Des milliers de familles ont connu le même sort que les Musa. Après avoir apporté son soutien aux chrétiens irakiens pendant leur fuite, l’organisation humanitaire L’Aide à l’Église en Détresse les aide maintenant à retourner dans leur ville d’origine. Pour Musa, rentrer chez lui a toujours été une évidence : « Aussi difficile que ce soit ici : quiconque est originaire de Karakoch, comme moi et mes ancêtres, reviendra toujours ici. » La maison de Musa a été rendue de nouveau habitable, grâce à l’aide de l’Aide à l’Église en Détresse. Heureusement, les dégâts étaient limités. Il a fallu remplacer les portes et les fenêtres et repeindre les pièces. La famille a dû payer elle-même le mobilier. Aujourd’hui, ils se sentent de nouveau chez eux. « Je suis de tout cœur reconnaissant à nos bienfaiteurs. Sans leur aide, nous n’aurions pas pu rentrer chez nous. »

La fille de Musa est d’accord avec son père. Miray a 25 ans.
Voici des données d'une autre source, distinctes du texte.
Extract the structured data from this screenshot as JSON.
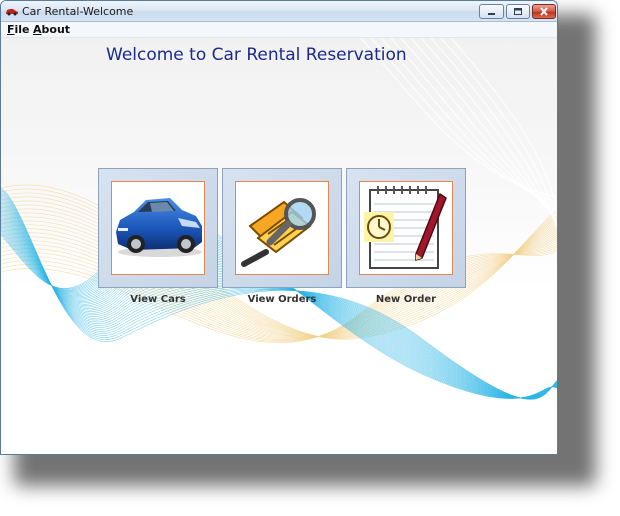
{
  "window": {
    "title": "Car Rental-Welcome"
  },
  "menubar": {
    "items": [
      {
        "label": "File",
        "mnemonic": "F",
        "rest": "ile"
      },
      {
        "label": "About",
        "mnemonic": "A",
        "rest": "bout"
      }
    ]
  },
  "main": {
    "heading": "Welcome to Car Rental Reservation",
    "tiles": [
      {
        "label": "View Cars",
        "icon": "car-icon"
      },
      {
        "label": "View Orders",
        "icon": "document-magnifier-icon"
      },
      {
        "label": "New Order",
        "icon": "notepad-clock-pen-icon"
      }
    ]
  },
  "colors": {
    "heading": "#1b2a8e",
    "tile_border": "#8ea2bb",
    "tile_inner_border": "#e0884f",
    "wave_blue": "#2ab4e6",
    "wave_yellow": "#f2d28a"
  }
}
Elle travaille comme infirmière à l’hôpital local. En 2014, en raison de l’avancée de Daesh, elle a été contrainte d’abandonner ses études à Mossoul. Elle a pu les reprendre à Erbil, mais avec un certain retard. Elle considère toutefois que l’exil a été pour elle une période fructueuse. « En tant qu’infirmière, j’ai pu venir en aide aux gens. Cela a été pour moi une très bonne expérience. » La jeune femme a d’ailleurs l’impression que, durant les années d’exil, les gens se sont rapprochés les uns des autres, et ce malgré toutes les adversités. « J’ai remercié Dieu du fait que les gens s’étaient ouverts les uns aux autres. Autrefois, la seule chose qui comptait, c’était le bien-être matériel : des maisons plus grandes, plus d’argent… Espérons que les gens ont réalisé qu’il y a des choses plus importantes dans la vie. » Elle en appelle aux bienfaiteurs de l’Aide à l’Église en Détresse pour qu’ils apportent aux populations une aide non seulement matérielle, mais aussi spirituelle. « Nous avons besoin de leurs prières. » Durant les années d’exil, la foi de Miray en Dieu a été soumise à rude épreuve, mais, au final, elle s’est trouvée renforcée. « J’ai senti très clairement que Dieu était avec nous. » C’est en Irak que la jeune femme voit son avenir, même si elle est préoccupée par la situation sécuritaire. Elle aimerait poursuivre ses études et devenir médecin. « Le mieux, ce serait d’étudier à l’étranger. Les conditions y sont meilleures. Je fais d’ailleurs déjà des économies dans ce but. Mais je veux en tous cas revenir en Irak, pour servir mes prochains. »

De 2014 à juin 2018, Aide à l’Église en Détresse a fourni près de 39,7 millions d’euros pour des projets en Irak.